CIA head testifies
The head of the CIA never informed a vacationing President George W. Bush in August 2001 that a suspected Islamic extremist had been detected taking flight lessons, the panel investigating the September 11 airliner attacks on New York and Washington...
The head of the CIA never informed a vacationing President George W. Bush in August 2001 that a suspected Islamic extremist had been detected taking flight lessons, the panel investigating the September 11 airliner attacks on New York and Washington heard yesterday.
CIA director George Tenet also told the commission probing the incidents, in which nearly 3,000 people were killed, that he did not tell other senior officials of the matter, saying it was "not appropriate."
Commissioner Tim Roemer, a former Democratic congressman, asked Mr Tenet if he had ever mentioned to Mr Bush the arrest of Zacarias Moussaoui in mid-August 2001 after he had been detected behaving suspiciously in a Minnesota flight school.
Tenet said he had not spoken to the president at all that month, when Mr Bush was staying at his ranch in Crawford, Texas.
"He's in Texas and I'm either here or on leave for some of that time," he said. "In this time period, I'm not talking to him, no."
After Moussaoui's arrest, Mr Tenet and other top CIA officials received a briefing headed, "Islamic Extremist Learns to Fly."
But the CIA director did not bring it up at a meeting of top administration officials to discuss Osama bin Laden's al Qaeda organisation on September 4, a week before the attacks.
"It wasn't discussed at the principals' meeting since we were having a separate agenda," Mr Tenet said. "All I can tell you is just it wasn't the appropriate place. I just can't take you any farther than that."
Moussaoui, who was originally detained for immigration violations, was later charged with conspiracy in connection with the September 11 attacks, and faces a possible death penalty if convicted. His trial has been put on hold until an appeals court rules if the government can still pursue a death sentence without letting Moussaoui question three al Qaeda captives who might help clear him.

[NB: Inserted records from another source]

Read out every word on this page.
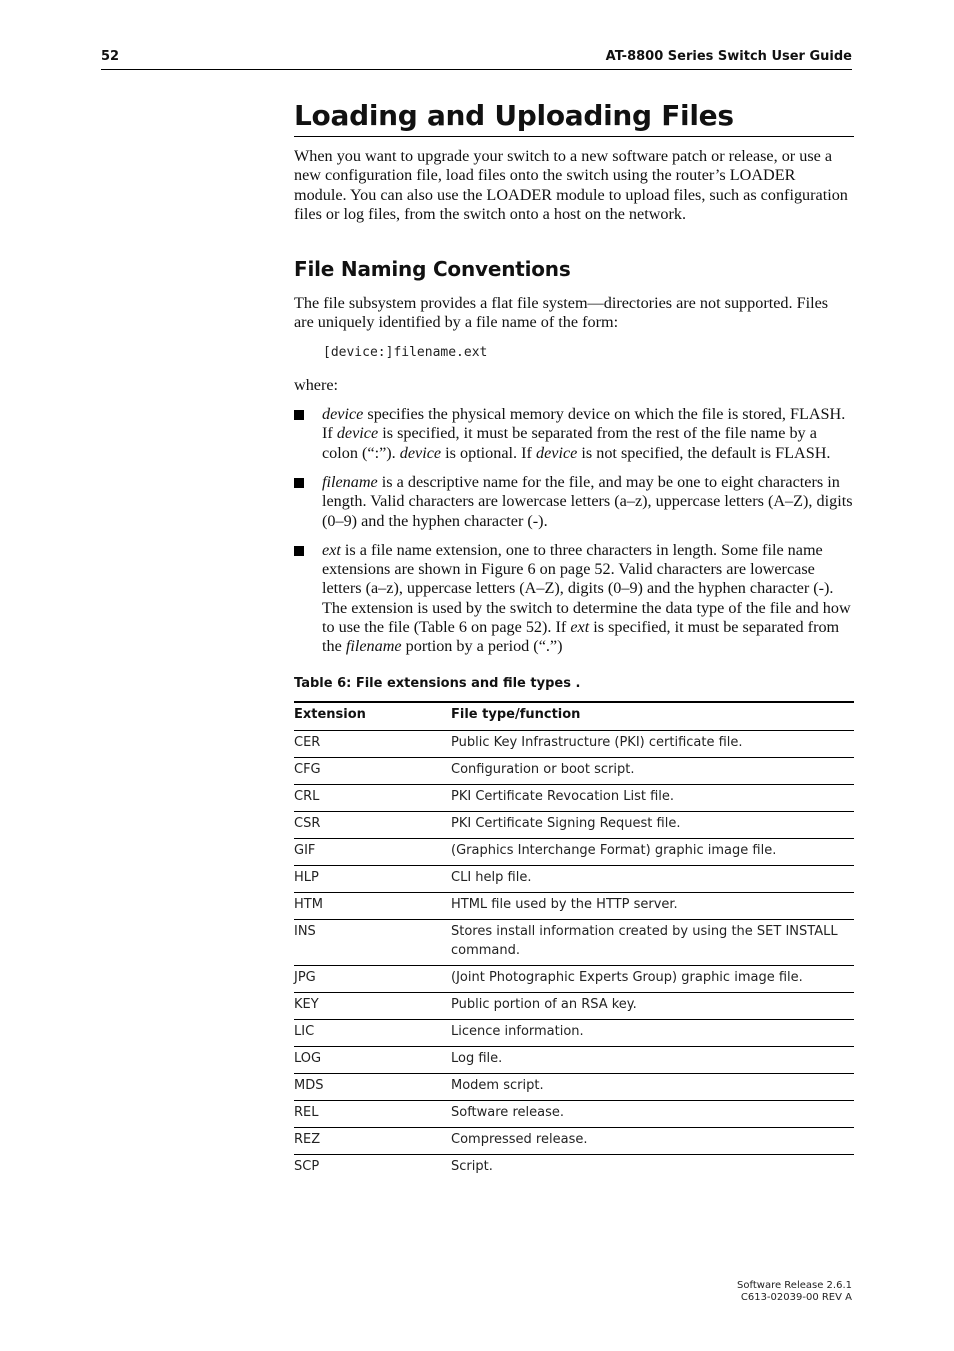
52	AT-8800 Series Switch User Guide
Loading and Uploading Files

When you want to upgrade your switch to a new software patch or release, or use a new configuration file, load files onto the switch using the router’s LOADER module. You can also use the LOADER module to upload files, such as configuration files or log files, from the switch onto a host on the network.

File Naming Conventions

The file subsystem provides a flat file system—directories are not supported. Files are uniquely identified by a file name of the form:

[device:]filename.ext

where:

device specifies the physical memory device on which the file is stored, FLASH. If device is specified, it must be separated from the rest of the file name by a colon (“:”). device is optional. If device is not specified, the default is FLASH.

filename is a descriptive name for the file, and may be one to eight characters in length. Valid characters are lowercase letters (a–z), uppercase letters (A–Z), digits (0–9) and the hyphen character (-).

ext is a file name extension, one to three characters in length. Some file name extensions are shown in Figure 6 on page 52. Valid characters are lowercase letters (a–z), uppercase letters (A–Z), digits (0–9) and the hyphen character (-). The extension is used by the switch to determine the data type of the file and how to use the file (Table 6 on page 52). If ext is specified, it must be separated from the filename portion by a period (“.”)

Table 6: File extensions and file types .
Extension	File type/function
CER	Public Key Infrastructure (PKI) certificate file.
CFG	Configuration or boot script.
CRL	PKI Certificate Revocation List file.
CSR	PKI Certificate Signing Request file.
GIF	(Graphics Interchange Format) graphic image file.
HLP	CLI help file.
HTM	HTML file used by the HTTP server.
INS	Stores install information created by using the SET INSTALL command.
JPG	(Joint Photographic Experts Group) graphic image file.
KEY	Public portion of an RSA key.
LIC	Licence information.
LOG	Log file.
MDS	Modem script.
REL	Software release.
REZ	Compressed release.
SCP	Script.
Software Release 2.6.1
C613-02039-00 REV A
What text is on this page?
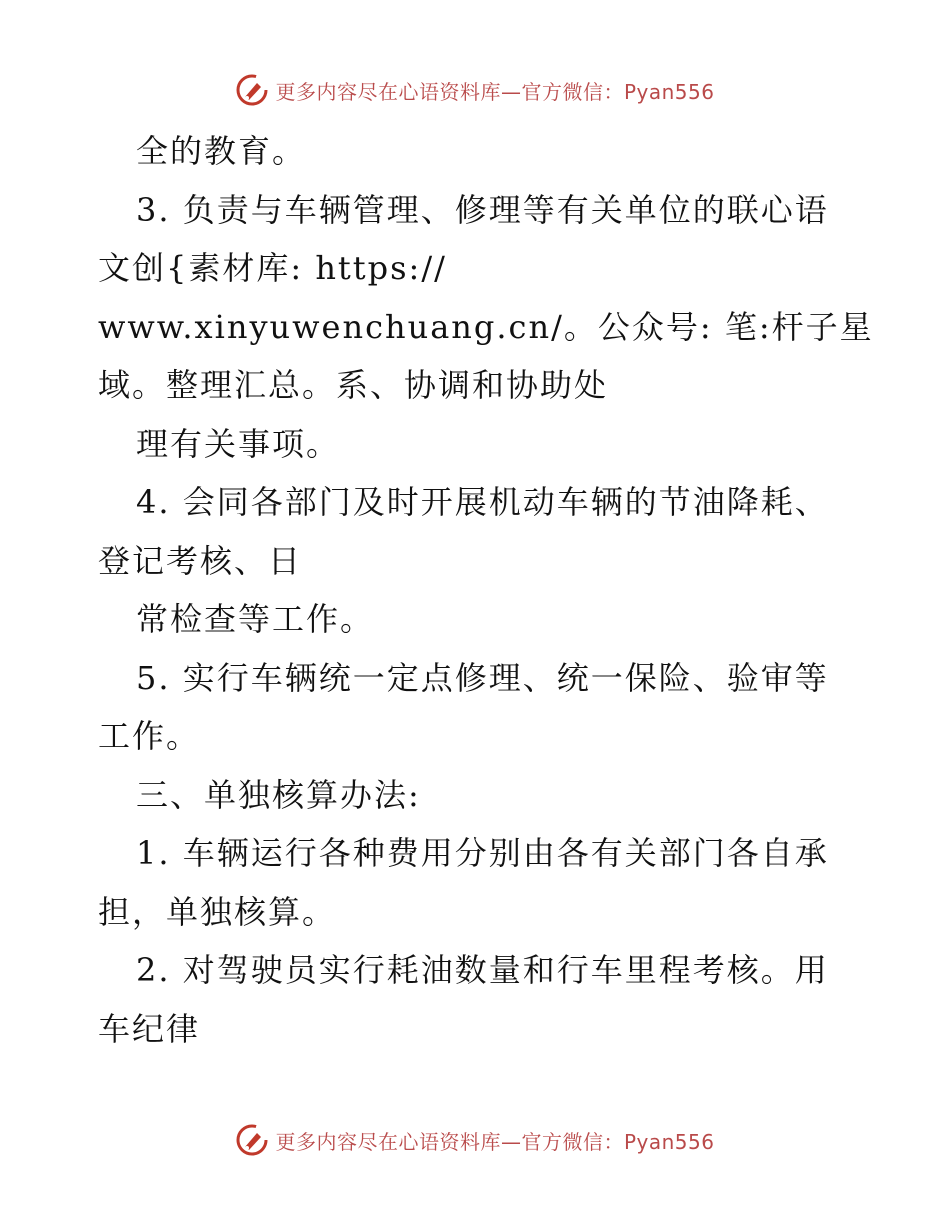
更多内容尽在心语资料库—官方微信：Pyan556
全的教育。
3. 负责与车辆管理、修理等有关单位的联心语
文创{素材库: https://
www.xinyuwenchuang.cn/。公众号: 笔:杆子星
域。整理汇总。系、协调和协助处
理有关事项。
4. 会同各部门及时开展机动车辆的节油降耗、
登记考核、日
常检查等工作。
5. 实行车辆统一定点修理、统一保险、验审等
工作。
三、单独核算办法:
1. 车辆运行各种费用分别由各有关部门各自承
担，单独核算。
2. 对驾驶员实行耗油数量和行车里程考核。用
车纪律
更多内容尽在心语资料库—官方微信：Pyan556
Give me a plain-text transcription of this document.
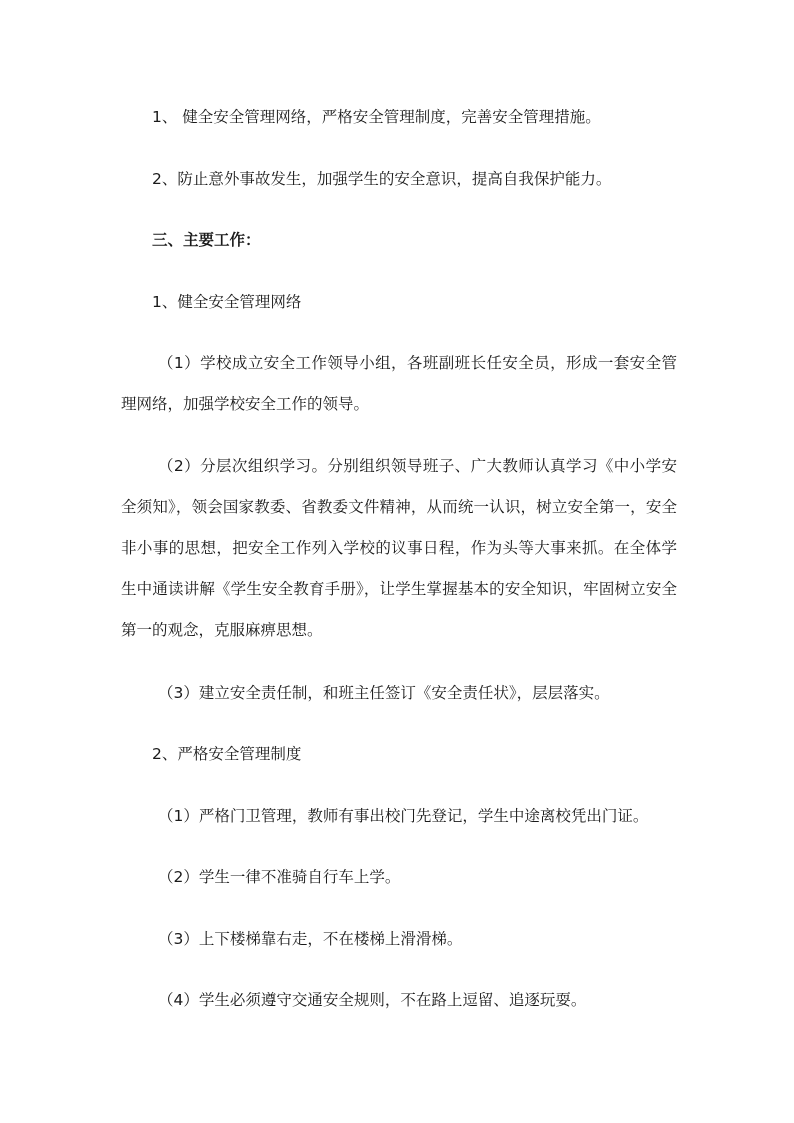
1、 健全安全管理网络，严格安全管理制度，完善安全管理措施。
2、防止意外事故发生，加强学生的安全意识，提高自我保护能力。
三、主要工作：
1、健全安全管理网络
（1）学校成立安全工作领导小组，各班副班长任安全员，形成一套安全管理网络，加强学校安全工作的领导。
（2）分层次组织学习。分别组织领导班子、广大教师认真学习《中小学安全须知》，领会国家教委、省教委文件精神，从而统一认识，树立安全第一，安全非小事的思想，把安全工作列入学校的议事日程，作为头等大事来抓。在全体学生中通读讲解《学生安全教育手册》，让学生掌握基本的安全知识，牢固树立安全第一的观念，克服麻痹思想。
（3）建立安全责任制，和班主任签订《安全责任状》，层层落实。
2、严格安全管理制度
（1）严格门卫管理，教师有事出校门先登记，学生中途离校凭出门证。
（2）学生一律不准骑自行车上学。
（3）上下楼梯靠右走，不在楼梯上滑滑梯。
（4）学生必须遵守交通安全规则，不在路上逗留、追逐玩耍。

A commission staff report issued at the start of another day of hearings on the attacks said that United States had developed defenses against surprise military strikes after the attack on Pearl Harbor in 1941 but never applied them to potential terrorist threats.
"With the important exception of attacks with chemical, biological, radiological or nuclear weapons, the methods developed for decades to warn of surprise attacks were not applied to the problem of warning against terrorist attacks," the report said.
Mr Tenet came under tough questioning, with Republican commissioner John Lehman calling the staff report a "damning evaluation of a system that is broken."